If you plan to retire in the next 15 years, I wouldn’t get too excited about how the Ontario Retirement Pension Plan (ORPP) will supplement your retirement income!
While I have many issues with the ORPP, I realize there is relatively little I can do about it being implemented at this point. However, as a certified financial planner, I need to know how it will affect my clients and how to model the plan in the retirement planning software I use. To date, I know the financial cost but no where can I find the financial benefit!
I decided to find out more as it relates to helping clients and readers of my blog and newsletter to better understand the costs and benefits to the program. Here’s a very short summary.
- Contributions don’t begin until at least 2017.
- You will be expected to contribute 1.9% of your pay for earnings between $3,500 and $90,000. Therefore if you earnings are $90,000, the maximum deduction is $1,643.50 annually.
- You can’t collect any benefit until age 65.

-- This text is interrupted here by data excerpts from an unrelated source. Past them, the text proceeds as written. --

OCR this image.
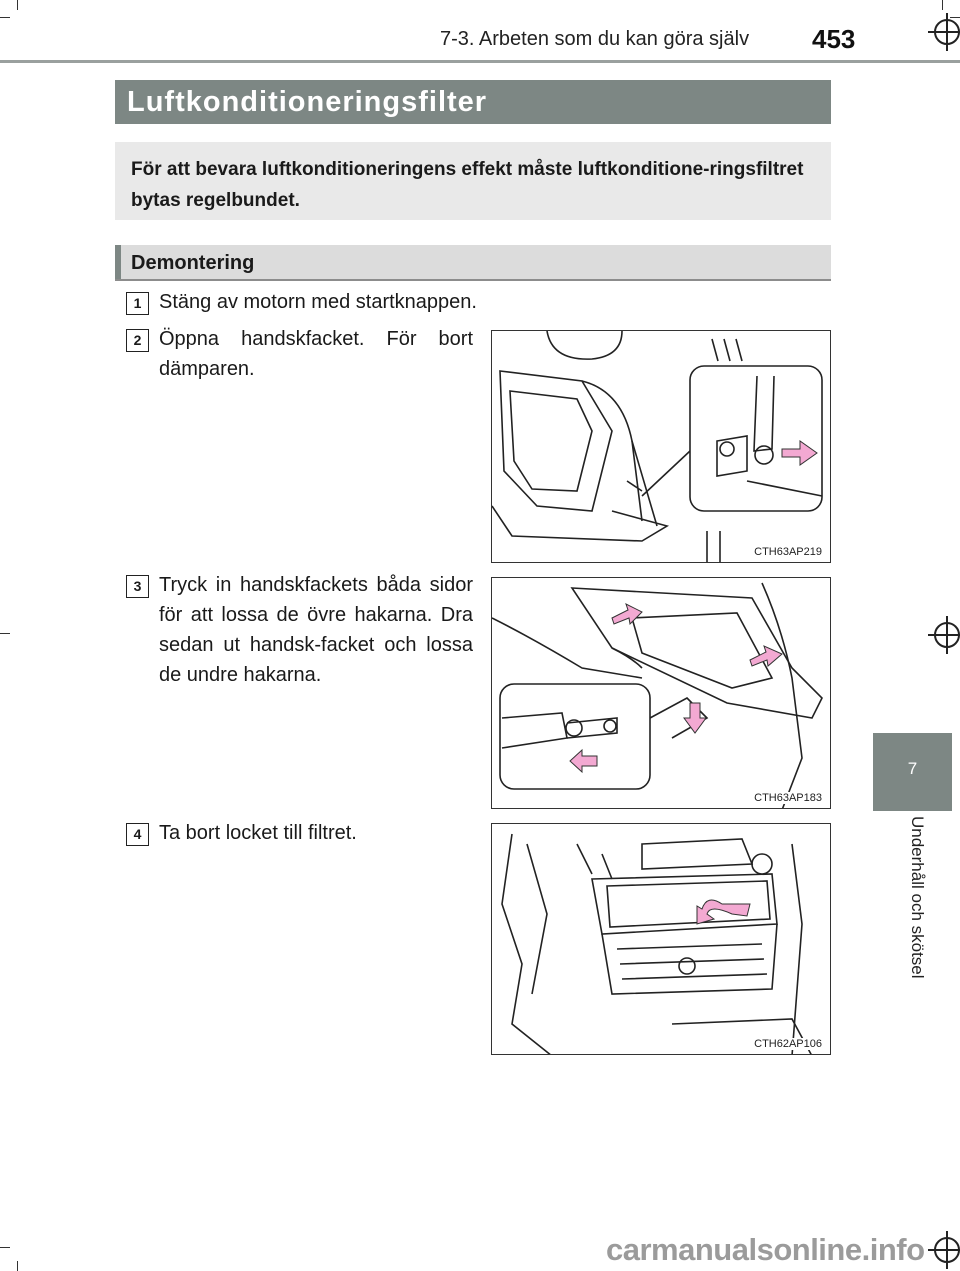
7-3. Arbeten som du kan göra själv 453
Luftkonditioneringsfilter

För att bevara luftkonditioneringens effekt måste luftkonditione-ringsfiltret bytas regelbundet.

Demontering
1 Stäng av motorn med startknappen.
2 Öppna handskfacket. För bort dämparen.
3 Tryck in handskfackets båda sidor för att lossa de övre hakarna. Dra sedan ut handsk-facket och lossa de undre hakarna.
4 Ta bort locket till filtret.
CTH63AP219
CTH63AP183
CTH62AP106
7
Underhåll och skötsel
carmanualsonline.info
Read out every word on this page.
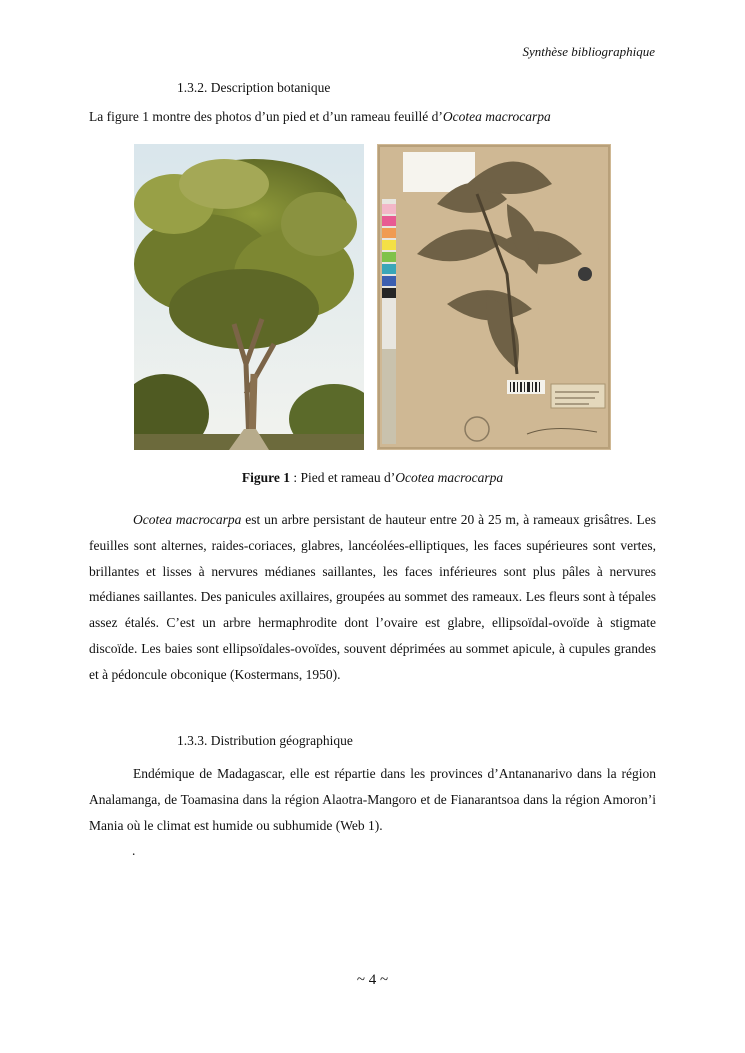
Synthèse bibliographique
1.3.2. Description botanique
La figure 1 montre des photos d’un pied et d’un rameau feuillé d’Ocotea macrocarpa
Figure 1 : Pied et rameau d’Ocotea macrocarpa

Ocotea macrocarpa est un arbre persistant de hauteur entre 20 à 25 m, à rameaux grisâtres. Les feuilles sont alternes, raides-coriaces, glabres, lancéolées-elliptiques, les faces supérieures sont vertes, brillantes et lisses à nervures médianes saillantes, les faces inférieures sont plus pâles à nervures médianes saillantes. Des panicules axillaires, groupées au sommet des rameaux. Les fleurs sont à tépales assez étalés. C’est un arbre hermaphrodite dont l’ovaire est glabre, ellipsoïdal-ovoïde à stigmate discoïde. Les baies sont ellipsoïdales-ovoïdes, souvent déprimées au sommet apicule, à cupules grandes et à pédoncule obconique (Kostermans, 1950).

1.3.3. Distribution géographique

Endémique de Madagascar, elle est répartie dans les provinces d’Antananarivo dans la région Analamanga, de Toamasina dans la région Alaotra-Mangoro et de Fianarantsoa dans la région Amoron’i Mania où le climat est humide ou subhumide (Web 1).

.
~ 4 ~
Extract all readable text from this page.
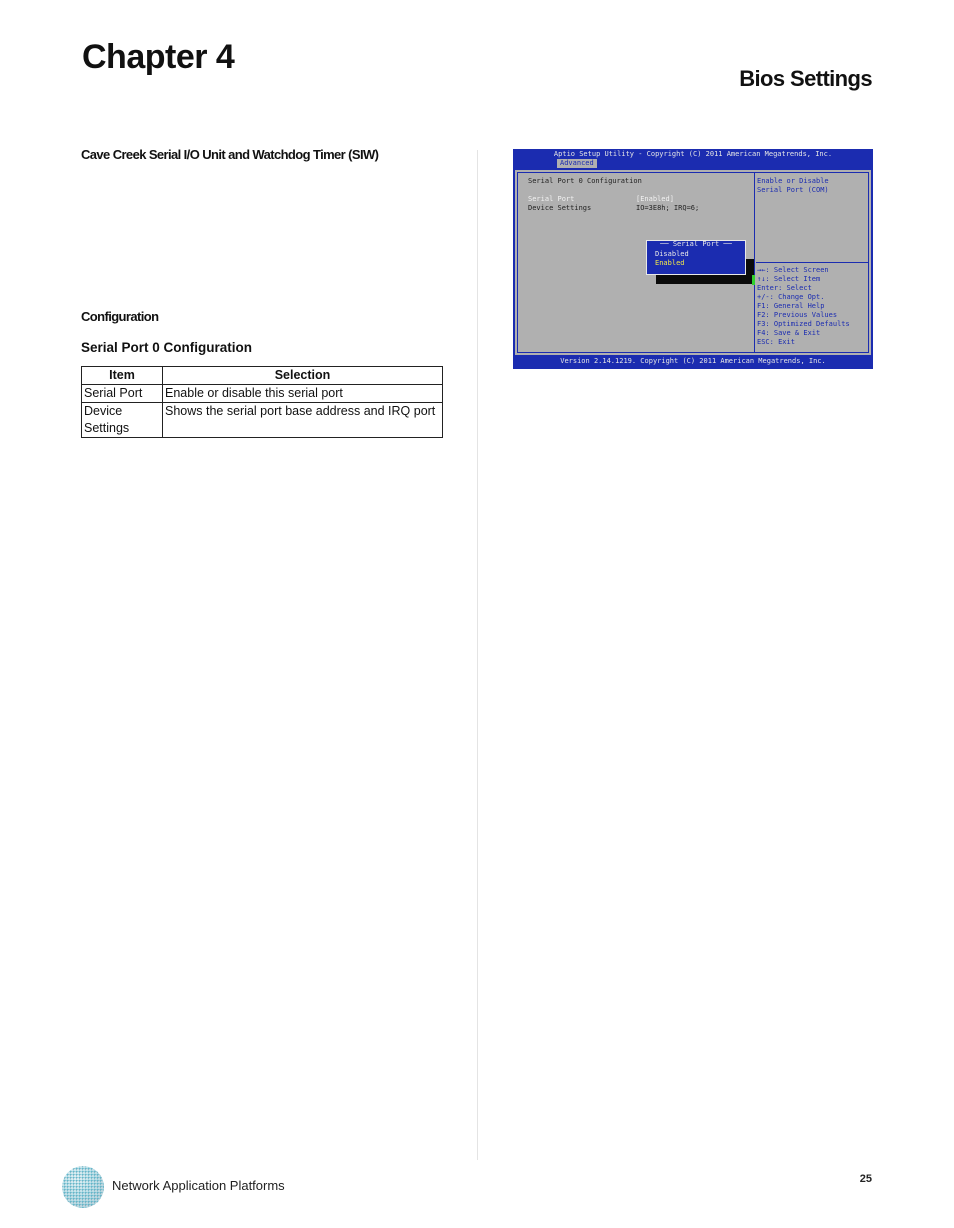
Chapter 4
Bios Settings
Cave Creek Serial I/O Unit and Watchdog Timer (SIW)
Configuration
Serial Port 0 Configuration
Item	Selection
Serial Port	Enable or disable this serial port
Device Settings	Shows the serial port base address and IRQ port
Aptio Setup Utility - Copyright (C) 2011 American Megatrends, Inc.
Advanced
Serial Port 0 Configuration
Serial Port	[Enabled]
Device Settings	IO=3E8h; IRQ=6;
Enable or Disable
Serial Port (COM)
→←: Select Screen
↑↓: Select Item
Enter: Select
+/-: Change Opt.
F1: General Help
F2: Previous Values
F3: Optimized Defaults
F4: Save & Exit
ESC: Exit
── Serial Port ──
Disabled
Enabled
Version 2.14.1219. Copyright (C) 2011 American Megatrends, Inc.
Network Application Platforms	25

More about the program is available at the ORPP website as follows. You can even sign up for email updates there.
http://www.ontario.ca/page/ontario-retirement-pension-plan
or call 1-844-217-4516
On the ORPP website, it’s very clear about how much workers will have to contribute, however there are only examples of the payout benefits for those that contribute for 40 years and retire at age 65.
I have made calls on three separate occasions to the ORPP and no one I spoke to has any information about what the benefit will be for any other scenario. That information is just not available.
So take a 50 year old worker, making $50,000 annually. In their example, the amount contributed will be ($50,000 – $3,500) x 1.9% = $883.50 annually. If the worker continues at the same pay scale for 15 years, they will have contributed $13,252.50. I posed that question to the ORPP staff and their response was they don’t know what the benefit would be? No lookup table, no website calculator, no nothing!
While the Ontario government claims one of the goals of the ORPP is to “replace 15% of an individual’s earnings”, that’s for someone starting in 2017 and then 40 years down the road in 2057! In my example, or a 50 year old, it will do precious little.
My Own Rough Estimate
I decide to my own estimate of what the payout might be in the example above.**
For a male, age 50 investing $883.50 for 15 years (assume 3% growth annually), the future value is about $16,422.84. If he turns around and buys an indexed annuity with theses funds (assume a registered plan) and providing a 3% payment increase annually for life. The payout could be as high as about $772 annually or $65 monthly in today’s dollars and interest rate environment (August 2015 annuity rates). It would also be fully taxable.
So in this example, $772 annual benefit for someone earning $50,000 is about 1.5% of their earnings, 1/10 of what the government is targeting.
I will continue to monitor the ORPP and report if I receive any concrete information that is beneficial!